Programm / Ausschreibung FORPA, Forschungspartnerschaften NATS/Ö-Fonds, FORPA NFTE2018 Status abgeschlossen
Projektstart 17.09.2018 Projektende 16.09.2021
Zeitraum 2018 - 2021 Projektlaufzeit 37 Monate
Keywords next generation sequencing (NGS), genomics, transcriptomics, enzymology, databases, protein expression, computational biology, bioinformatics


Genetic modification of microbial organisms to produce specific chemical compounds or to express recombinant proteins is routine since several decades. However, any targeted modification (either targeted or random) of the organism’s genome can be accompanied by off-target changes of the genomic sequence. Furthermore, these modifications can have considerable desirable and non-desirable effects on gene expression. The characterization of changes across the whole genome and the measurement of the expression of the transcripts has become feasible only in recent years through the development of next generation sequencing technologies. In particular, the technologies introduced by Illumina and Pacific Biosciences facilitate time and cost effective sequencing of genomes (DNA-seq) and transcriptomes (RNA-seq).

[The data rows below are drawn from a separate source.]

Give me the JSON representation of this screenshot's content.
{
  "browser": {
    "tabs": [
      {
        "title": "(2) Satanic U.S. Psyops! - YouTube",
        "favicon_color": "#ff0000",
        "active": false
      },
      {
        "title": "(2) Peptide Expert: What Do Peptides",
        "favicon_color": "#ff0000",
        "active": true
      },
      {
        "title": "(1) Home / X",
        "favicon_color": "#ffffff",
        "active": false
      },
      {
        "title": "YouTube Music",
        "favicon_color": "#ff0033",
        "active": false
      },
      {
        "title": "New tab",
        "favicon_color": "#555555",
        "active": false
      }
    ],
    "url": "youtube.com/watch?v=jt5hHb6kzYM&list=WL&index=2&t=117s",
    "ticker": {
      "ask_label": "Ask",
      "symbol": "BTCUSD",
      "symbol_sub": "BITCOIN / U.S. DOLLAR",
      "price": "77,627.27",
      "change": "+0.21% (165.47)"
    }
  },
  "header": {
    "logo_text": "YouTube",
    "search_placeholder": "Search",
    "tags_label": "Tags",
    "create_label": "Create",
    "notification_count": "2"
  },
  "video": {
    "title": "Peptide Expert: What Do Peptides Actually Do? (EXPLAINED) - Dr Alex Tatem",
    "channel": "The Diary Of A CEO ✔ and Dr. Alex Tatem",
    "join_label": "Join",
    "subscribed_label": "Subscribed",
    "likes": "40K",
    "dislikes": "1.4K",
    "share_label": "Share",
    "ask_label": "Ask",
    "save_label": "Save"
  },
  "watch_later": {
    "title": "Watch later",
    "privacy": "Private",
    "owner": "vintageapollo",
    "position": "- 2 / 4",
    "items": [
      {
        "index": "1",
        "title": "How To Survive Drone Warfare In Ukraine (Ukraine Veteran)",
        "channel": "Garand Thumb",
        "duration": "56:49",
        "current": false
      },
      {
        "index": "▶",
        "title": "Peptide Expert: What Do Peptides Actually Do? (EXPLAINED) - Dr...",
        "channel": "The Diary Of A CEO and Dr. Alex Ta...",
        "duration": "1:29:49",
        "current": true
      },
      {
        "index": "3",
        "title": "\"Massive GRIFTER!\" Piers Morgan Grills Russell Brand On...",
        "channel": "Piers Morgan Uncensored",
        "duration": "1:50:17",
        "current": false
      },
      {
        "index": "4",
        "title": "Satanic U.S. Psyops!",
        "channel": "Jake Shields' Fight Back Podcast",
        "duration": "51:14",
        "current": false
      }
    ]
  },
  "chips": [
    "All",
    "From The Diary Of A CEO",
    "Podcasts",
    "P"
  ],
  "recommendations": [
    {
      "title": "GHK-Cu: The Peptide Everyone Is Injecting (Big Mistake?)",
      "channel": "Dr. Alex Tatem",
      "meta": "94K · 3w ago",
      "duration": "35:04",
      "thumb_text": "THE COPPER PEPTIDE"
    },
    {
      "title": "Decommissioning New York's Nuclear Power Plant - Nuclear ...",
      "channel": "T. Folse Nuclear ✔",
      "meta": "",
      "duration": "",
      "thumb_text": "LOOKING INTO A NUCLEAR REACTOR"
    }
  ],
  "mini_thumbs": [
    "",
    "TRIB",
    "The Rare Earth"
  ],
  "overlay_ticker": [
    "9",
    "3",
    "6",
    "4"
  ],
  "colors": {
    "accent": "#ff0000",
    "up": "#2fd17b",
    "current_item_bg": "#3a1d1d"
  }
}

The fast and inexpensive generation of sequencing data has now created a new bottleneck: the reliable and timely analysis of rather large amounts of data. To overcome this hurdle, we aim at developing a fully automated, comprehensive and standardized workflow covering the following features:
• Characterization of genome changes compared to a reference genome:
determination of integration sites and copy number of expression cassettes, identification of SNPs and InDels and their effects on coding sequences, detection of structural variations (larger deletions, insertions and translocations)
• Identification of contamination with bacterial DNA e.g. E. coli genomic DNA integrated into the engineered strains due to transformation with contaminated vector preparations
• Characterization of transcriptome changes compared to a reference transcriptome:
identification of deregulated genes and pathways, functional grouping of differentially regulated genes to biologic processes
• Generation of standardized, transparent and human readable strain reports
• Management of sequencing data together with the relevant strain meta information
• Integration of this data into a database of available promoters
• General applicability of the new tools for different microbial hosts although the focus of this thesis will be on P. pastoris
The features will be accessible via a user friendly web application, which can be used without requiring any prior bioinformatics knowledge. For validation and demonstration purposes (including publication of new findings for employed model strains) these new bioinformatics tools will be applied for the analysis of exemplary P. pastoris expression strains, mainly generated by random integration and showing varying efficiencies in recombinant protein expression with the goal to provide rational input for next generation expression strain designs.